Notre recommandation
4/5

Infos & réservation

Théâtre de l'Odéon
Place de l'Odéon
75006
Paris
01 44 85 40 40
Jusqu'au 28 juin

Thème

Cyrano de Bergerac est la pièce la plus célèbre d'Edmond Rostand (1868-1918). Interprétée pour la première fois en 1897 par le célèbre acteur Coquelin, elle a toujours connu depuis un succès considérable. Lorsqu'on entre dans le théâtre de l'Odéon, on est surpris de voir sur scène, non pas l'hôtel de Bourgogne, mais une sorte de réfectoire, avec tables en formica blanc, tabourets tristes et carrelage froid, ainsi qu'un surprenant jukebox placé dans un coin. Tournant le dos au public, on aperçoit le sommet du crâne dégarni de Philippe Torreton, installé dans un fauteuil. Puis débarquent par la porte à double battants, non pas de grands bourgeois ni des mousquetaires, mais une cohorte de personnages loufoques, en joggings informes, bourrés de tics et de mouvements incontrôlés... S'agit-il d'une maison de fous? Lorsque Cyrano se lève en marcel blanc et baskets, on se pose des questions sur son panache et le sens de l'épique... Est-ce un fou qui joue à Cyrano ou est-ce un Cyrano d'aujourd'hui? Qu'a voulu faire Dominique Pitoiset, le metteur en scène?

Points forts

1. Philippe Torreton nous embarque de surprise en surprise. Avec son grand nez et malgré son look de voyou breton, bonnet marine vissé sur le crâne, il endosse immédiatement le rôle imposant de ce héros rempli d'amour, de générosité et d'honneur. D'une énergie impressionnante, il passe de l'autorité à l'émotion, de la douleur à la mélancolie, de la violence à la douceur, emportant tout sur son passage. Et si l'habit a disparu, le panache est bien là.

2. Il y a des moments de mise en scène très réussis, comme ces fils à linge dressés pour y installer des lettres d'amour qui volent au vent, ou encore la scène du balcon remplacée par un coup de téléphone avec skype où l'on voit Roxanne sur un écran géant...

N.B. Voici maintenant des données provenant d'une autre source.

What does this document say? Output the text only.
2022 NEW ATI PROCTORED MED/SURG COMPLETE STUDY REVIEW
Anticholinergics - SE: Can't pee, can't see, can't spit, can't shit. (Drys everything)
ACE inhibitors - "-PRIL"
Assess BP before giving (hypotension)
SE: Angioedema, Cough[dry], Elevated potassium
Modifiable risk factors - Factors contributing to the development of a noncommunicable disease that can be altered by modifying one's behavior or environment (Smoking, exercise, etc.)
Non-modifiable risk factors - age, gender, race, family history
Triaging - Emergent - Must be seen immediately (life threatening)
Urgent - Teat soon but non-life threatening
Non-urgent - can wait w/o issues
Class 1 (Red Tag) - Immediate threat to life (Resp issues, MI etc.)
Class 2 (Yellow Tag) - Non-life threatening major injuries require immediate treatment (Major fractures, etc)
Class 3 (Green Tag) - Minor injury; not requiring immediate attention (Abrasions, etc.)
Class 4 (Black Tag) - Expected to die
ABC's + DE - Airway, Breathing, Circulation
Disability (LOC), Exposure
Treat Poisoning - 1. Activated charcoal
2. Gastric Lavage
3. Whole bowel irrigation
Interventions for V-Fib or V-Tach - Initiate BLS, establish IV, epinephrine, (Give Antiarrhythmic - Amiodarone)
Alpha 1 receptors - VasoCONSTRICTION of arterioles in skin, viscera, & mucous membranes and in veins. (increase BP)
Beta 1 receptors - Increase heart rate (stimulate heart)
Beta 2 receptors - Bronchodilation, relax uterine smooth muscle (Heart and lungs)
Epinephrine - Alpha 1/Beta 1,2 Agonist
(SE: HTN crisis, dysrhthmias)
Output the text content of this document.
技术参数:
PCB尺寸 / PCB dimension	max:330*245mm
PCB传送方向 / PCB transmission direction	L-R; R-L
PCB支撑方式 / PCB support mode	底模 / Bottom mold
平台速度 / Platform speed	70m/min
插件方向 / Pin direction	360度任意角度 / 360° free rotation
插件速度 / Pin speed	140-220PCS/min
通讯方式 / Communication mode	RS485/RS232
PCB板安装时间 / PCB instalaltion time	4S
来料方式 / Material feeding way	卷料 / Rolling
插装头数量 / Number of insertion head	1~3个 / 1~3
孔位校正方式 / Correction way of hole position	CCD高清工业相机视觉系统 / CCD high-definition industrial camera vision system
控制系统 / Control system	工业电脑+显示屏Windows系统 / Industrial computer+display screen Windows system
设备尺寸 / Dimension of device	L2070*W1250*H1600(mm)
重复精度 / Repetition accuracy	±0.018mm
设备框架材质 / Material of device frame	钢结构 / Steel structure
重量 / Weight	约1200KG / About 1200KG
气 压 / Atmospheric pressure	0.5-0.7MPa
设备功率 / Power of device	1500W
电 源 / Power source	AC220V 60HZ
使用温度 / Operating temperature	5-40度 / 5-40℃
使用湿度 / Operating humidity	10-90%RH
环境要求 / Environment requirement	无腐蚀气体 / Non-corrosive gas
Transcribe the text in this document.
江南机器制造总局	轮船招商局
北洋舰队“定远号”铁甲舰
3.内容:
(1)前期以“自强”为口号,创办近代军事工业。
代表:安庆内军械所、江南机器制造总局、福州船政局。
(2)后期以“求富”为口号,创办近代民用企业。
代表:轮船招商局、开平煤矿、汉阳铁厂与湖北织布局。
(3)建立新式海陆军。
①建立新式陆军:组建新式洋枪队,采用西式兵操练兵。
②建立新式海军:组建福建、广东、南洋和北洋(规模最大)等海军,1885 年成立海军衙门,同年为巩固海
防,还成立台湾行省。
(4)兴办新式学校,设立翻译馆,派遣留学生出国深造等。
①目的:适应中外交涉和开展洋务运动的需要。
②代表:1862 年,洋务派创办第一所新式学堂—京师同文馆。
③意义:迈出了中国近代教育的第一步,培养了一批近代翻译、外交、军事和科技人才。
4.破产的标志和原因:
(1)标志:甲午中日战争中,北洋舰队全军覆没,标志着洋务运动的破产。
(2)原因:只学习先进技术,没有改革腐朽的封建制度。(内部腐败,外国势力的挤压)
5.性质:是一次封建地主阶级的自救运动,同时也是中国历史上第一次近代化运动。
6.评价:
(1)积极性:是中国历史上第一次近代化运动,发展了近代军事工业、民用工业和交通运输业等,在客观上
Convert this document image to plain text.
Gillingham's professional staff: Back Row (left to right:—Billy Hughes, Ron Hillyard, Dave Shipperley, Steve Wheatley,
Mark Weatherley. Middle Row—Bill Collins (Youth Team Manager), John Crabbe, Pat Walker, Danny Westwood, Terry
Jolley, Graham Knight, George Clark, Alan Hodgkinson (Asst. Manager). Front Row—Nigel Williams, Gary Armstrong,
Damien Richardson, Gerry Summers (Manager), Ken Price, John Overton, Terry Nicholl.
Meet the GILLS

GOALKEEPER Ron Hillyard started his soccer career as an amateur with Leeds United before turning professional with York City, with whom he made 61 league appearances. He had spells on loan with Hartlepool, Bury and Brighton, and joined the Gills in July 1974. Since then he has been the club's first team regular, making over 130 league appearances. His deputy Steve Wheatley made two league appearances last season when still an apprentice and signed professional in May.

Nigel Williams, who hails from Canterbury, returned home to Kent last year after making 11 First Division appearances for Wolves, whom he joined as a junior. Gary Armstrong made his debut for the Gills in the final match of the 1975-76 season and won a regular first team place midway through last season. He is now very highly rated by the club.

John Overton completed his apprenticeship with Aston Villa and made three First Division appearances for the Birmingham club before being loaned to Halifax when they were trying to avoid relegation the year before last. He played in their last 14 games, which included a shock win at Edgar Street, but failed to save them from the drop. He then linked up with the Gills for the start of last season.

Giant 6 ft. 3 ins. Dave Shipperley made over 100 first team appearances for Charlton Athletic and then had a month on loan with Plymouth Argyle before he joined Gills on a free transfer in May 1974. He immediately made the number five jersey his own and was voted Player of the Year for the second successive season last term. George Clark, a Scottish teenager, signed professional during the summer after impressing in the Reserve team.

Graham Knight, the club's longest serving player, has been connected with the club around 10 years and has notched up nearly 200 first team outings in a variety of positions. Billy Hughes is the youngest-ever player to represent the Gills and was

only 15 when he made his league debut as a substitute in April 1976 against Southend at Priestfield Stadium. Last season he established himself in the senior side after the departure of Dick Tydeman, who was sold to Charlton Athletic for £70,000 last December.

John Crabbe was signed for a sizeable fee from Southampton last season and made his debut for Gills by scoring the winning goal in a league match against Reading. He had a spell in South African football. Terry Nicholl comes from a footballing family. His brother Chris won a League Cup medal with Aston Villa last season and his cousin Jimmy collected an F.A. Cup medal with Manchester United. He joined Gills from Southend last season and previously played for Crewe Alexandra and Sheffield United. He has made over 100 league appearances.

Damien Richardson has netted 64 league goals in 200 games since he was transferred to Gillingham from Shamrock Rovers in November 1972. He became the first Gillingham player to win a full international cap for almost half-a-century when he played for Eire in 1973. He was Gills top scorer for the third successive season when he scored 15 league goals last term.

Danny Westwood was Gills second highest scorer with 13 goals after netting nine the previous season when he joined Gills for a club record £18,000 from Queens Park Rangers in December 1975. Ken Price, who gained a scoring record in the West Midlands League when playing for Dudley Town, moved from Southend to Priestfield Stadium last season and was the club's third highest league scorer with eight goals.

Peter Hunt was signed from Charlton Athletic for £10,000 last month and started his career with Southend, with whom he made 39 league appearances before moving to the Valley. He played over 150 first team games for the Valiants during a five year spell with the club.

3. Dominique Pitoiset a réussi à allier la farce, l'amour et le pathétique de cette pièce. Le registre noble de Cyrano au centre d'un environnement déroutant, l'importance de la musique (on entend Queen, Pinkfloyd, Edith Piaf, Bashung au jukebox), l'apologie de la nourriture (on est dans un réfectoire) sont aussi respectés.

Quelques réserves

Les amateurs de théâtre classique seront déçus : pas de beaux décors, ni de costumes d'époque (sauf à la fin, Cyrano sera en habit avec chapeau à plume et bottes aux pieds). La tendance actuelle à adapter à un contexte contemporain les grands classiques du théâtre souligne l'intemporalité des textes, et ouvre la voie à d'intéressantes trouvailles dans la mise en scène. Mais il y a aussi des limites, comme ce choix audacieux et peu clair d'un asile de fous.

Les jeunes qui ne connaissent pas l'oeuvre d'Edmond Rostand, seront peut-être déboussolés devant cette version. Il serait important qu'ils lisent l'oeuvre auparavant...

Encore un mot...

Ce qu'on retiendra avant tout de ce spectacle, c'est le jeu éblouissant de Philippe Torreton.